Quinn Norton says her 'doppelgänger' was fired

In February 2018, The New York Times put out a statement reading, "We're delighted to announce that Quinn Norton has joined The New York Times editorial board as our lead opinion writer on the power, culture and consequences of technology." Mere hours later, Norton faced those very consequences, as her provocative tweets were uncovered by users on Twitter and she was fired from her just-announced new position. Slate reported on some of the tweets that people were upset about, including one where she admitted, "I have been friends with various neo-nazis in my time, yes." She also used an anti-gay slur, as well as the n-word, which she defended by writing, "When I speak to communities, I used their language to do it."

Wired writer Steven Levy, a former colleague, defended Norton online. He wrote, "I know @quinnnorton and she's no racist or Nazi sympathizer. She's a smart edgy writer whose tweets are too easily taken out of context." Wired noted a past Medium post where Norton indicated that she believes talking with racists is an important part of changing minds, and in an essay for The Atlantic after her firing, she described the vilified version of herself as a "doppelgänger," not her actual self. She also defended her friendship with Andrew Auernheimer, an avowed neo-Nazi who helps run The Daily Stormer, by saying, "In my pacifism, I can't reject a friendship, even when a friend has taken such a horrifying path."

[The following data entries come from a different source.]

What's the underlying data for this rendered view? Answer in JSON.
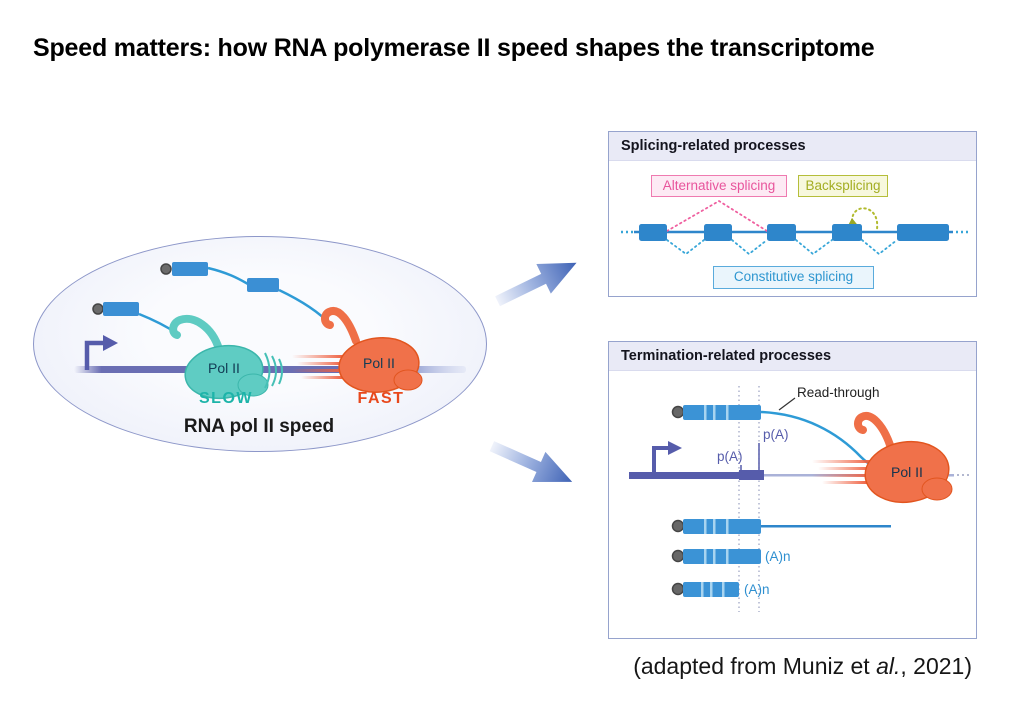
{
  "title": "Speed matters: how RNA polymerase II speed shapes the transcriptome",
  "oval": {
    "pol2_slow_label": "Pol II",
    "pol2_fast_label": "Pol II",
    "slow_label": "SLOW",
    "fast_label": "FAST",
    "caption": "RNA pol II speed"
  },
  "splicing_panel": {
    "title": "Splicing-related processes",
    "alternative_splicing_label": "Alternative splicing",
    "backsplicing_label": "Backsplicing",
    "constitutive_splicing_label": "Constitutive splicing"
  },
  "termination_panel": {
    "title": "Termination-related processes",
    "readthrough_label": "Read-through",
    "pa_site_distal_label": "p(A)",
    "pa_site_proximal_label": "p(A)",
    "pol2_label": "Pol II",
    "polya_tail_distal_label": "(A)n",
    "polya_tail_proximal_label": "(A)n"
  },
  "citation": {
    "prefix": "(adapted from Muniz et ",
    "italic": "al.",
    "suffix": ", 2021)"
  },
  "colors": {
    "slow_teal": "#2bb5ab",
    "fast_orange": "#e8481c",
    "exon_blue": "#2e86cb",
    "rna_blue": "#2e9bd6",
    "alternative_pink": "#e8559c",
    "backsplicing_olive": "#a3ad22",
    "constitutive_blue": "#2e96d0",
    "gene_purple": "#565cab",
    "arrow_blue": "#3e62b5",
    "panel_header_bg": "#e9eaf6"
  }
}
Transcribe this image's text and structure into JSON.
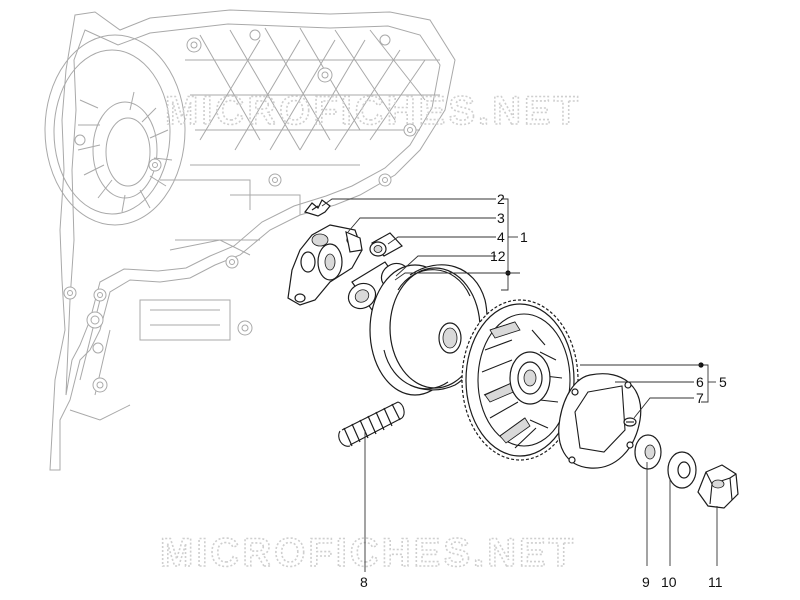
{
  "watermark": {
    "text": "MICROFICHES.NET"
  },
  "callouts": {
    "n1": "1",
    "n2": "2",
    "n3": "3",
    "n4": "4",
    "n5": "5",
    "n6": "6",
    "n7": "7",
    "n8": "8",
    "n9": "9",
    "n10": "10",
    "n11": "11",
    "n12": "12"
  },
  "colors": {
    "line": "#1c1c1c",
    "engine_case": "#a9a9a9",
    "watermark": "#cfcfcf"
  }
}
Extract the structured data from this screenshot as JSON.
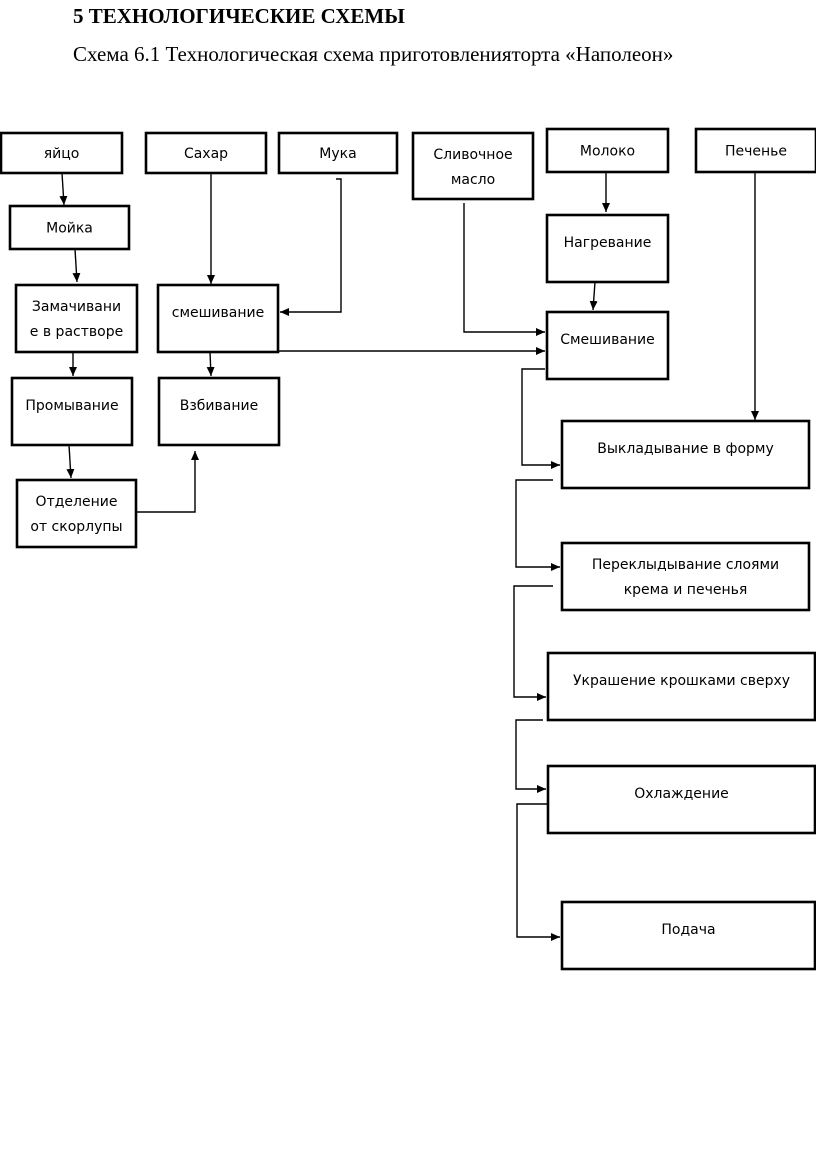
{
  "title": "5 ТЕХНОЛОГИЧЕСКИЕ СХЕМЫ",
  "subtitle": "Схема 6.1 Технологическая схема приготовленияторта «Наполеон»",
  "nodes": {
    "egg": [
      "яйцо"
    ],
    "sugar": [
      "Сахар"
    ],
    "flour": [
      "Мука"
    ],
    "butter": [
      "Сливочное",
      "масло"
    ],
    "milk": [
      "Молоко"
    ],
    "cookies": [
      "Печенье"
    ],
    "washing": [
      "Мойка"
    ],
    "soaking": [
      "Замачивани",
      "е в растворе"
    ],
    "rinsing": [
      "Промывание"
    ],
    "shell_separation": [
      "Отделение",
      "от скорлупы"
    ],
    "mixing_sugar_flour": [
      "смешивание"
    ],
    "whipping": [
      "Взбивание"
    ],
    "heating": [
      "Нагревание"
    ],
    "mixing_cream": [
      "Смешивание"
    ],
    "form_laying": [
      "Выкладывание в форму"
    ],
    "layering": [
      "Переклыдывание слоями",
      "крема и печенья"
    ],
    "crumb_decoration": [
      "Украшение крошками сверху"
    ],
    "cooling": [
      "Охлаждение"
    ],
    "serving": [
      "Подача"
    ]
  },
  "edges": [
    [
      "egg",
      "washing"
    ],
    [
      "washing",
      "soaking"
    ],
    [
      "soaking",
      "rinsing"
    ],
    [
      "rinsing",
      "shell_separation"
    ],
    [
      "shell_separation",
      "whipping"
    ],
    [
      "sugar",
      "mixing_sugar_flour"
    ],
    [
      "flour",
      "mixing_sugar_flour"
    ],
    [
      "mixing_sugar_flour",
      "whipping"
    ],
    [
      "mixing_sugar_flour",
      "mixing_cream"
    ],
    [
      "butter",
      "mixing_cream"
    ],
    [
      "milk",
      "heating"
    ],
    [
      "heating",
      "mixing_cream"
    ],
    [
      "mixing_cream",
      "form_laying"
    ],
    [
      "cookies",
      "form_laying"
    ],
    [
      "form_laying",
      "layering"
    ],
    [
      "layering",
      "crumb_decoration"
    ],
    [
      "crumb_decoration",
      "cooling"
    ],
    [
      "cooling",
      "serving"
    ]
  ]
}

Lauren Wolfe lost her job at The New York Times

In the days leading up to Joe Biden's inauguration as president, Lauren Wolfe, a freelance editor at The New York Times, tweeted "I have chills" as she watched his plane touch down in D.C. for his inauguration. Accusations of impartiality went viral, and Wolfe lost her job at The New York Times over the controversy. The Advocate reported that Wolfe tweeted about having received death threats, and the outlet noted a tweet from a friend of hers reading in part, "the NYT was pressured by fascists, Trumpkins and hypocrites on the right." In a statement to The Wrap, a New York Times spokesperson claimed, "For privacy reasons we don't get into the details of personnel matters but we can say that we didn't end someone's employment over a single tweet."

In the firestorm that followed her firing, Wolfe was particularly upset with the behavior of a reporter from the New York Post who claimed that she was unavailable for comment even though she said she'd never been asked to address the issue by the outlet. She tweeted, "Are you proud of stalking me today? ... Judging me as a journalist on these terms, while I am being stalked by your photog and getting death treats—you judge ME my work? Shame on you."